Certainly those on the ARC hiring committee took note of the Vermont native's notable accomplishments when deciding to welcome her to its ranks: Her novel The Witch's Trinity was named as a San Francisco Chronicle Notable Book in 2007 and was also a Bram Stoker Award finalist; her 2007 book Woman of Ill Fame was a Pushcart Press Editors' Book Award nominee. Mailman is also a juror for the Shirley Jackson Awards and a freelance magazine writer.

The festival also includes local writer and ARC instructor Christian Kiefer, author of The Animals, released earlier this year to critical acclaim, who will be discussing novel-writing. He, along with Edan Lepucki and Michael Spurgeon, will walk writers through the process, from the birth of an idea to the final draft.

“[The festival] really fires on most, if not all, possible cylinders for creative writers who are interested in getting inspiration and talking through some of the issue that maybe they've had in their own writing and listening to some real subject-matter experts who are everyday working the in the field,” Kiefer says. “[It's] the field that all writers are working in, which is to say they're alone in a room somewhere clacking away at their keyboard.”

Mailman, who released Haunted in February, the first book in her young adult trilogy, The Arnaud Legacy, and is currently working on the second, looks at the SummerWords festival as a means to nurture the talent of local writers.

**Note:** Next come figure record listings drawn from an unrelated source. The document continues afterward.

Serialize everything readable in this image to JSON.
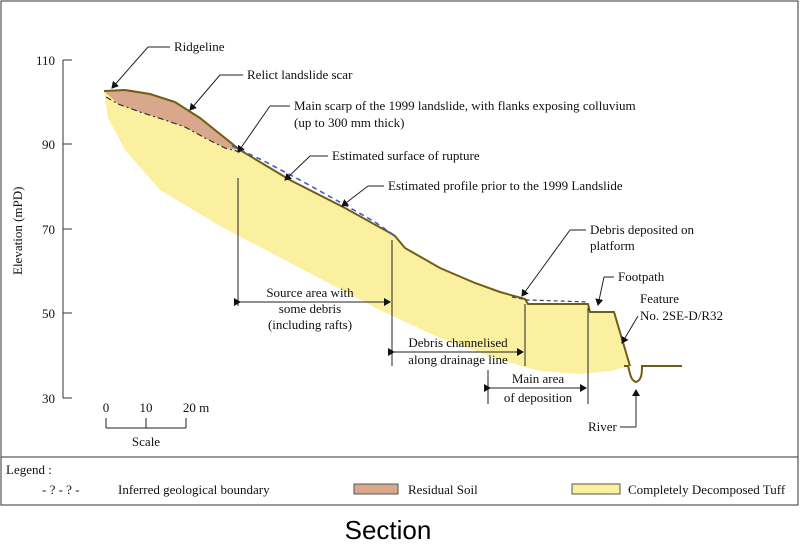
{
  "caption": "Section",
  "axis": {
    "ylabel": "Elevation (mPD)",
    "ticks": [
      "110",
      "90",
      "70",
      "50",
      "30"
    ]
  },
  "scale_bar": {
    "ticks": [
      "0",
      "10",
      "20 m"
    ],
    "label": "Scale"
  },
  "annotations": {
    "ridgeline": "Ridgeline",
    "relict_scar": "Relict landslide scar",
    "main_scarp_1": "Main scarp of the 1999 landslide, with flanks exposing colluvium",
    "main_scarp_2": "(up to 300 mm thick)",
    "rupture": "Estimated surface of rupture",
    "prior_profile": "Estimated profile prior to the 1999 Landslide",
    "debris_platform_1": "Debris deposited on",
    "debris_platform_2": "platform",
    "footpath": "Footpath",
    "feature_1": "Feature",
    "feature_2": "No. 2SE-D/R32",
    "river": "River",
    "source_1": "Source area with",
    "source_2": "some debris",
    "source_3": "(including rafts)",
    "channel_1": "Debris channelised",
    "channel_2": "along drainage line",
    "deposition_1": "Main area",
    "deposition_2": "of deposition"
  },
  "legend": {
    "title": "Legend :",
    "items": [
      {
        "label": "Inferred geological boundary",
        "symbol": "- ? - ? -"
      },
      {
        "label": "Residual Soil",
        "color": "#d9a88c"
      },
      {
        "label": "Completely Decomposed Tuff",
        "color": "#fbf0a0"
      }
    ]
  },
  "colors": {
    "tuff": "#fbf0a0",
    "residual_soil": "#d9a88c",
    "profile_line": "#7a6a20",
    "prior_profile": "#3a5fcf"
  }
}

“It's a way to build community to meet other writers in the area and support each other,” Mailman explains. “We can come together for our shared love of language and writing, whatever genre it is.”

Like Mailman, Kiefer agrees that the SummerWords program rivals any of those found on larger, more elite campuses—he should know, he taught at Stanford University after receiving his doctorate—much to the credit of the festival's dedicated and passionate organizers.

“A lot of it has to do with vision,” Kiefer says. “We have some people at the college who have a clear vision to do some really big, really public things and having that mixture of vision and budget and the wherewithal to actually follow through and do these things that leads to pushing the boundaries of what public community colleges are generally thought of to be.”

For those struggling with their attempt at writing the next great American novel or working through that pesky passage that incites head-banging against the computer monitor, Kiefer reminds offers this consolation.

“I think people also need to redefine what it means by, 'I'm writing,'” he explains. “Because sometimes 'I'm writing' means I'm researching or … reading or … just lying there thinking about what you're doing, and I think that's all valid.”

Certainly, festivals such as SummerWords are part of every writer's crucial away-from-the-keyboard process.

“You can spend your hour writing [by] not writing,” he says. “Because you're still writing. You're doing the work that will lead to the words on the page.”